State regulations give stewards broad power to rule on objections, such as the ones made by two jockeys who accused Maximum Security of interfering with other horses. Those decisions aren't subject to appeal, those rules say.
Maximum Security's owners, Gary and Mary West, had claimed the three officials did not follow unspecified state regulations, and "their determination to disqualify MAXIMUM SECURITY is not supported by substantial evidence," Gary West wrote in a notice of appeal.
They had asked for a hearing before the racing commission, as well as all copies of "views considered" by the stewards before making their decision and all recordings the racing officials "obtained and considered," according to documents provided by their attorney, D. Barry Stilz.

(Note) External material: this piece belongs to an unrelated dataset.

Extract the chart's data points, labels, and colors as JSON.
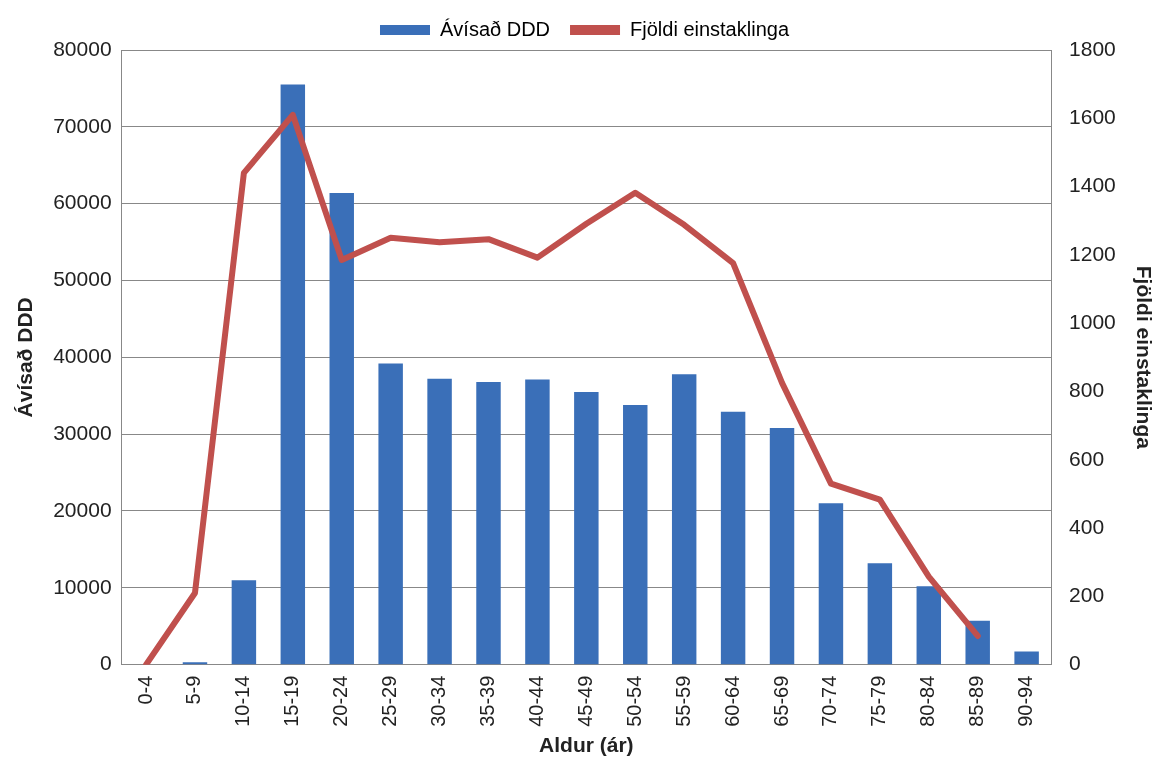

Racing commission general counsel John Forgy wrote in a letter to Stilz that the Wests are not entitled to a hearing because their appeal is moot.
And he reminded Stilz that the Wests agreed to abide by the state's regulations when they renewed their licenses last December, including agreeing to accept the stewards' decisions.
Video replays appeared to show Maximum Security drifting in the far turn and forcing at least one horse, War of Will, to maneuver to avoid stepping on him.
Jon Court, who rode Long Range Toddy, and Country House jockey Flavien Prat claimed after the race that Maximum Security had interfered as the field turned for home.
Kentucky's chief steward, Barbara Borden, said Saturday night that officials reviewed the race and interviewed riders before finding that Maximum Security "impacted the progress" of War of Will and interfered with Long Range Toddy and Bodexpress. As a result, they disqualified Maximum Security.
Marc Guilfoil, the racing commission's executive director, told the Bloodhorse on Sunday that "it was the right call."
Maximum Security was the first top finisher in the Derby's 145 years to be disqualified after an on-track objection. After 22 minutes of deliberating, the stewards declared second-place finisher Country House the race's winner.
The Wests had asked that all purse money be withheld and put into escrow until a final ruling has been made.
Stilz did not immediately respond to a text message seeking comment on the racing commission's denial.